Credit default swaps are financial instruments, more specifically financial derivatives. They can help parties hedge their risks by swapping them. Therefore, they are also hedge instruments. The accounting for credit default swaps falls under hedge accounting. For entities following IFRS for reporting purposes, IFRS 9 will apply. On the other hand, ASC 815 provides guidance on how to account for CDS under GAAP.

What are the accounting treatments for Credit Default Swaps?

As mentioned, two accounting standards provide guidance on how entities should account for credit default swaps. The treatments under both of these are as below.

IFRS accounting treatment for CDS

IFRS 9 provides three categories for reporting entities to report their financial assets. These include amortized cost, fair value through other comprehensive income, and fair value through profit or loss. Similarly, the standard provides criteria for the first two categories. Financial assets that do not fall under these categories will fall under the fair value through profit or loss treatment.

Credit default swaps do not match the criteria for the first two categories. Therefore, reporting entities must account for these derivatives under the fair value through the profit or loss model. Initially, entities must record these swaps at fair value. Any transaction costs under this treatment must be treated as an expense. However, entities may elect to apply hedge accounting by designating the CDS as a hedging instrument in an eligible hedging relationship.

Under the fair value through profit or loss treatment, entities must remeasure the fair value of the CDS at each reporting date. Any differences in the fair value will become a part of the income statement or the statement of profit or loss. In case of fair value gain, the accounting treatment will be as below.

Dr Credit Default Swap

Cr Profit or Loss

In case of a loss, the accounting entries will be as below.

Dr Profit or Loss

Cr Credit Default Swap

GAAP accounting treatment for CDS

The accounting treatment for credit default swaps under GAAP is similar to the IFRS. ASC 815 requires reporting entities to record CDS on the balance sheet as an asset or liability. Furthermore, it entails that the entity must measure it at fair value with changes in the fair value reported in earnings. However, if the entity designates a qualifying hedge relationship, it can choose otherwise.
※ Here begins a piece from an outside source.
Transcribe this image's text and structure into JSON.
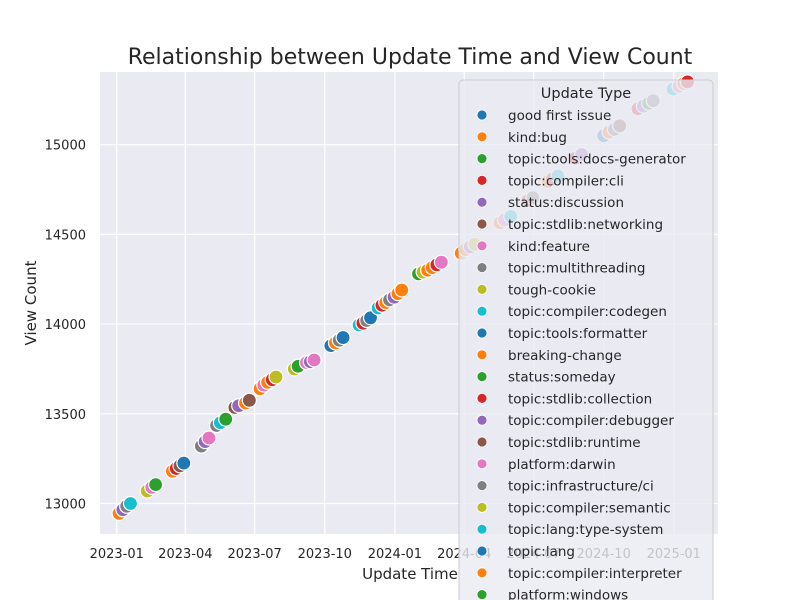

Under this approach, the accounting treatment and entries will be similar to the IFRS. Therefore, the above double entries will also apply in this case.

Conclusion

Credit default swaps are financial instruments through which an entity can hedge its credit risk. Usually, there are two parties involved in the financial contract. The accounting for credit default swaps is similar under IFRS and GAAP. Both standards require reporting entities to measure any changes in the derivative’s fair value in the income statement through earnings.